Я смотрел в его лицо. Истончившиеся губы еле-еле трепетали, вдыхая воздух и с хрипом выдыхая углекислоту. Под веками, жёлтыми, как пергамент, двигались глазные яблоки — они казались вдвое больше, чем обычно. Он больше не повторял моё имя — теперь он хрипом и стоном звал мать, но пальцы на моём запястье ещё пытались сжаться и оцарапать кожу.
Постепенно мысли о живых сменились мыслями о мёртвых.
Мне хотелось взять Ромку в охапку, выбежать из этого склепы для полу-мертвецов на улицу, вскочить на какую-нибудь бочку и заорать со всей силы:
— Эй! Эй, вы все! Смотрите! Смотрите сюда! Это — Ромка! Ромка Голубков. Ему девятнадцать лет, в прошлом году его отправили в армию — и началась война.

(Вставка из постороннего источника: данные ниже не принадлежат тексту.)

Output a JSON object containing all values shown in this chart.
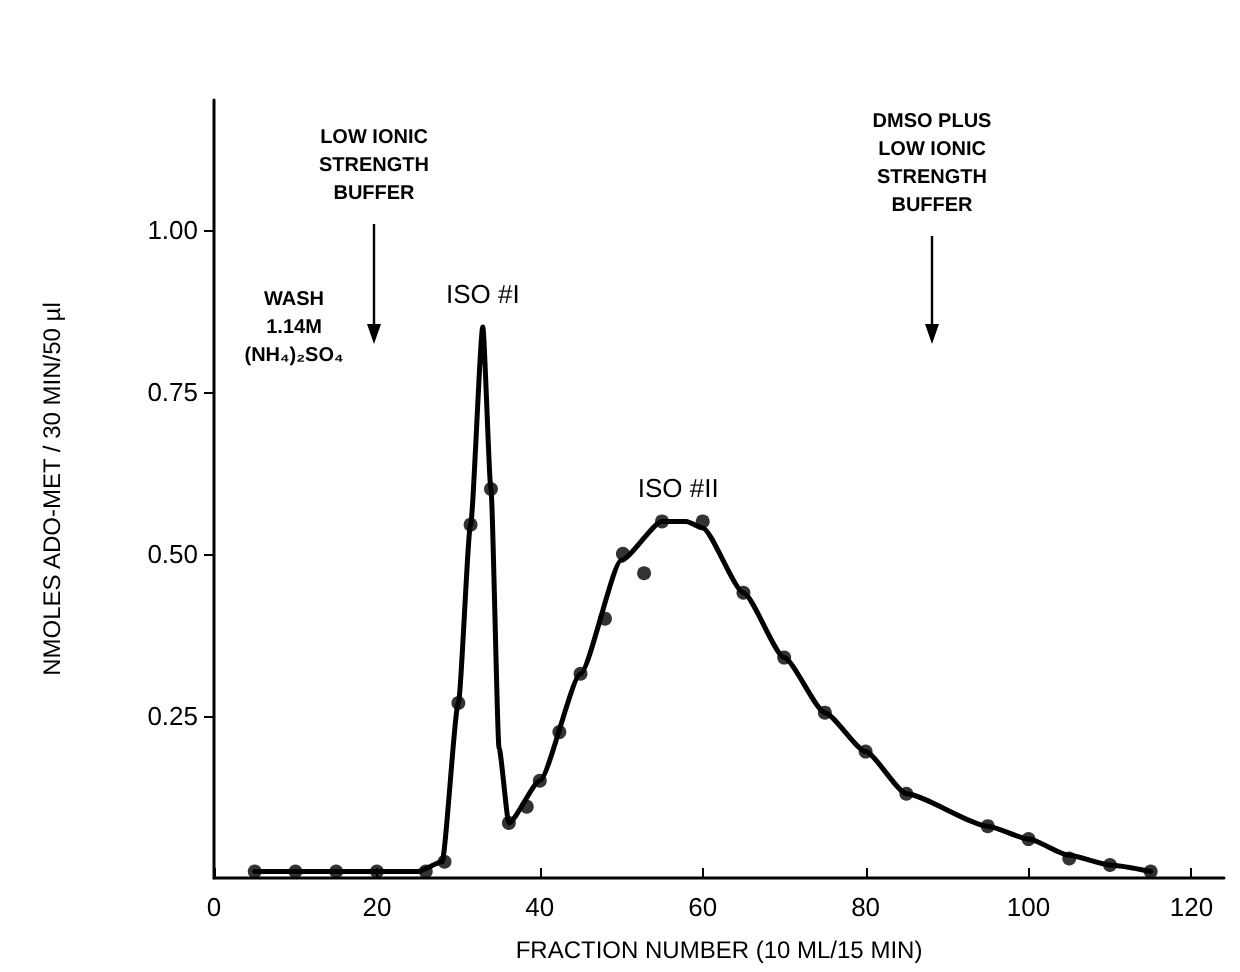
{
  "chart_data": {
    "type": "scatter",
    "xlabel": "FRACTION NUMBER (10 ML/15 MIN)",
    "ylabel": "NMOLES ADO-MET / 30 MIN/50 µl",
    "annotations": [
      "LOW IONIC\nSTRENGTH\nBUFFER",
      "DMSO PLUS\nLOW IONIC\nSTRENGTH\nBUFFER",
      "WASH\n1.14M\n(NH₄)₂SO₄",
      {
        "text": "ISO #I",
        "x": 33,
        "y": 0.85
      },
      {
        "text": "ISO #II",
        "x": 57,
        "y": 0.55
      }
    ],
    "series": [
      {
        "color": "#000000",
        "marker": "circle",
        "x": [
          5,
          10,
          15,
          20,
          26,
          28.3,
          30,
          31.5,
          34,
          36.2,
          38.4,
          40,
          42.4,
          45,
          48,
          50.2,
          52.8,
          55,
          60,
          65,
          70,
          75,
          80,
          85,
          95,
          100,
          105,
          110,
          115
        ],
        "values": [
          0.01,
          0.01,
          0.01,
          0.01,
          0.01,
          0.025,
          0.27,
          0.545,
          0.6,
          0.085,
          0.11,
          0.15,
          0.225,
          0.315,
          0.4,
          0.5,
          0.47,
          0.55,
          0.55,
          0.44,
          0.34,
          0.255,
          0.195,
          0.13,
          0.08,
          0.06,
          0.03,
          0.02,
          0.01
        ]
      },
      {
        "type": "line",
        "color": "#000000",
        "marker": "none",
        "line_style": "solid",
        "x": [
          5,
          25,
          28,
          30,
          31.5,
          33,
          34,
          35,
          36.2,
          40,
          45,
          50,
          55,
          58,
          60,
          65,
          70,
          75,
          80,
          85,
          95,
          100,
          105,
          110,
          115
        ],
        "values": [
          0.01,
          0.01,
          0.025,
          0.27,
          0.545,
          0.85,
          0.6,
          0.2,
          0.085,
          0.15,
          0.315,
          0.49,
          0.55,
          0.55,
          0.54,
          0.44,
          0.34,
          0.255,
          0.195,
          0.13,
          0.08,
          0.06,
          0.035,
          0.02,
          0.01
        ]
      }
    ],
    "xlim": [
      0,
      124
    ],
    "xticks": [
      0,
      20,
      40,
      60,
      80,
      100,
      120
    ],
    "ylim": [
      0,
      1.2
    ],
    "yticks": [
      {
        "value": 0.25,
        "label": "0.25"
      },
      {
        "value": 0.5,
        "label": "0.50"
      },
      {
        "value": 0.75,
        "label": "0.75"
      },
      {
        "value": 1,
        "label": "1.00"
      }
    ],
    "grid": false
  }
}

Смотрите все! Это Ромка. Ромка Голубков. У него оленьи глаза и длинные ресницы. У него есть зеркало, он умеет пускать им солнечных зайчиков, и «печь блинчики» плоским камешком по воде.
Это Ромка. Ромка Голубков. Мы жили с ним в соседних квартирах и вместе пытались курить на соседних балконах. Он кашлял, краснел, но глаза его блестели от удовольствия.

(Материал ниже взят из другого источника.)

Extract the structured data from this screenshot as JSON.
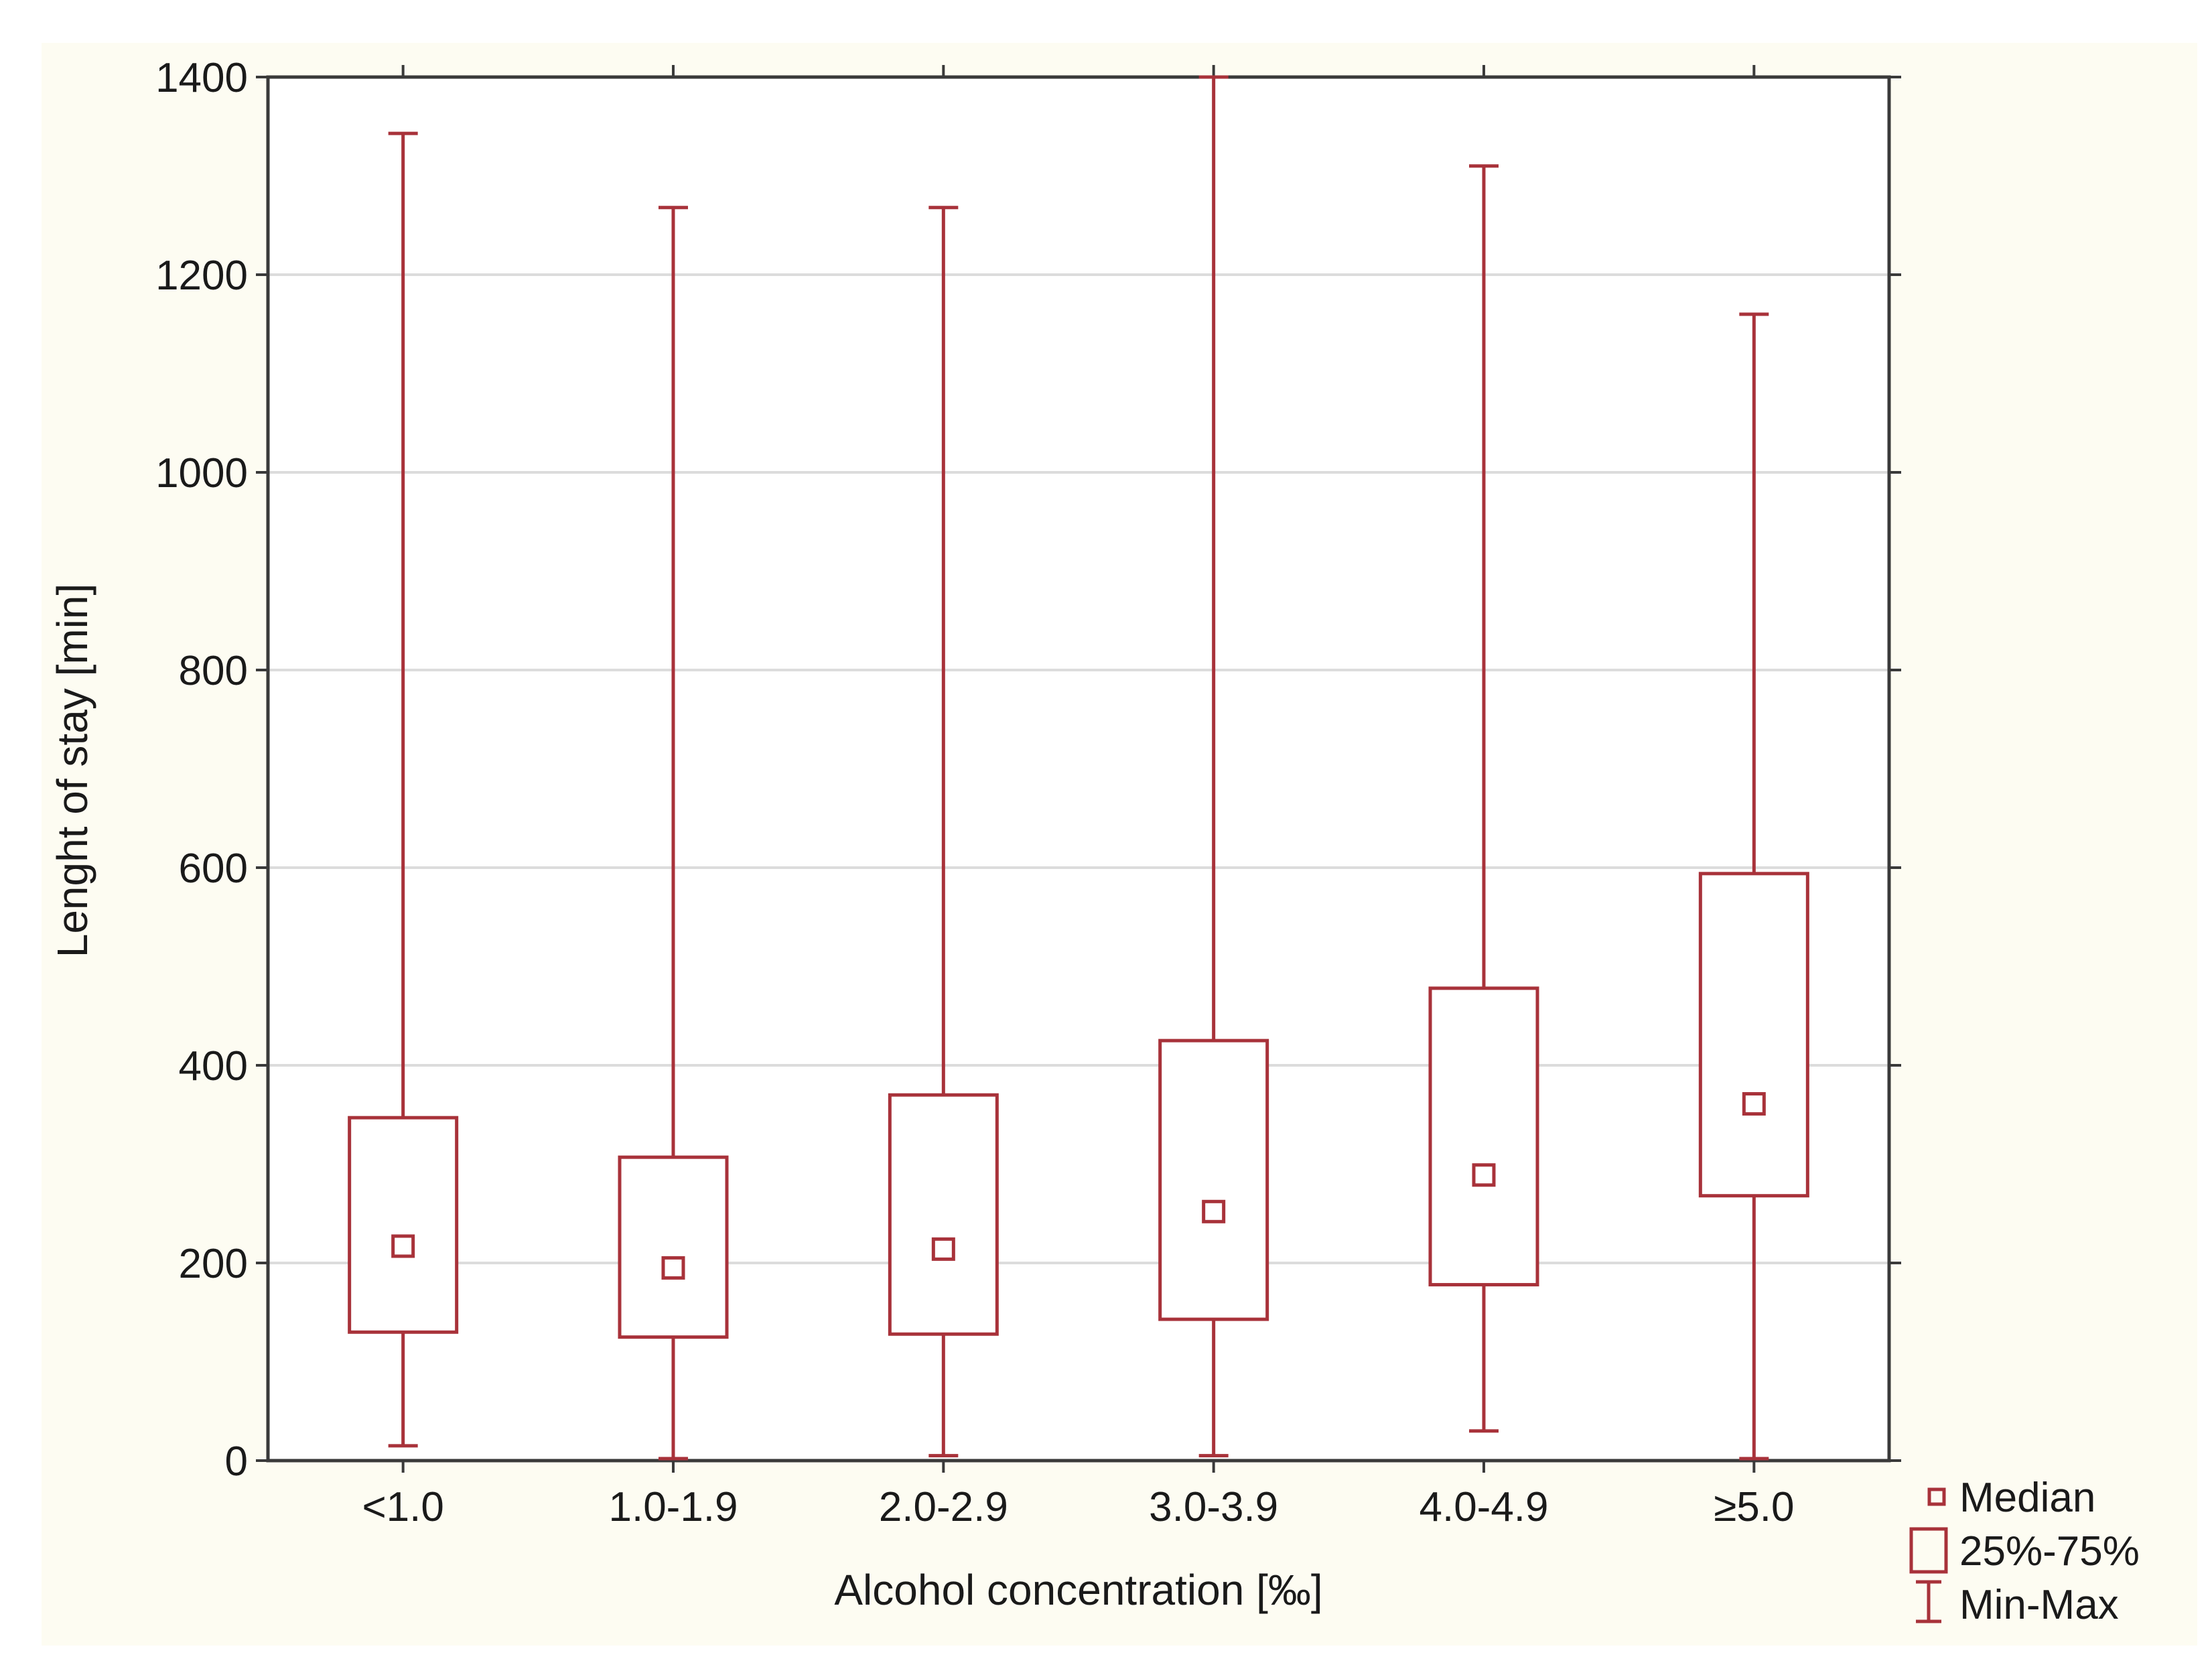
{
  "chart_data": {
    "type": "boxplot",
    "title": "",
    "xlabel": "Alcohol concentration [‰]",
    "ylabel": "Lenght of stay [min]",
    "ylim": [
      0,
      1400
    ],
    "yticks": [
      0,
      200,
      400,
      600,
      800,
      1000,
      1200,
      1400
    ],
    "ytick_labels": [
      "0",
      "200",
      "400",
      "600",
      "800",
      "1000",
      "1200",
      "1400"
    ],
    "grid": "horizontal",
    "legend_position": "bottom-right",
    "color": "#a8323a",
    "categories": [
      "<1.0",
      "1.0-1.9",
      "2.0-2.9",
      "3.0-3.9",
      "4.0-4.9",
      "≥5.0"
    ],
    "boxes": [
      {
        "category": "<1.0",
        "min": 15,
        "q1": 130,
        "median": 217,
        "q3": 347,
        "max": 1343
      },
      {
        "category": "1.0-1.9",
        "min": 2,
        "q1": 125,
        "median": 195,
        "q3": 307,
        "max": 1268
      },
      {
        "category": "2.0-2.9",
        "min": 5,
        "q1": 128,
        "median": 214,
        "q3": 370,
        "max": 1268
      },
      {
        "category": "3.0-3.9",
        "min": 5,
        "q1": 143,
        "median": 252,
        "q3": 425,
        "max": 1400
      },
      {
        "category": "4.0-4.9",
        "min": 30,
        "q1": 178,
        "median": 289,
        "q3": 478,
        "max": 1310
      },
      {
        "category": "≥5.0",
        "min": 2,
        "q1": 268,
        "median": 361,
        "q3": 594,
        "max": 1160
      }
    ],
    "legend": [
      {
        "symbol": "median",
        "label": "Median"
      },
      {
        "symbol": "box",
        "label": "25%-75%"
      },
      {
        "symbol": "whisker",
        "label": "Min-Max"
      }
    ]
  }
}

Это Ромка. Ромка Голубков. Он — не самый храбрый солдат на свете, но он мой друг. Мой друг.
Эй! Эй, вы все! Смотрите! Смотрите сюда! Это — Ромка! Ромка Голубков. И он умирает. Он не хочет умирать. Он до крови расцарапал мне запястье. По его вискам текут слёзы и пот, но пот этот — холодный, больной.
Смотрите все!..
Ну же? Кто объяснит мне, за что умирает мой друг? Кто объяснит, за что умираем мы все? Кто объяснит, зачем вообще всё это происходит?!
Санитар легонько потряс меня за плечо.
— Парень, — тихо сказал он, когда я с трудом сфокусировал взгляд на его лице, — он умер. Надо освободить койку.
Я заторможено кивнул и попытался высвободить руку из застывающих пальцев Ромки, но у меня не получилось. Оледеневшие пальцы держали так, будто хотели утянуть меня за собой, а на красивом, почти что девичьем лице Ромки застыло выражение горькой детской жалобы: «Мамочка, мне больно…».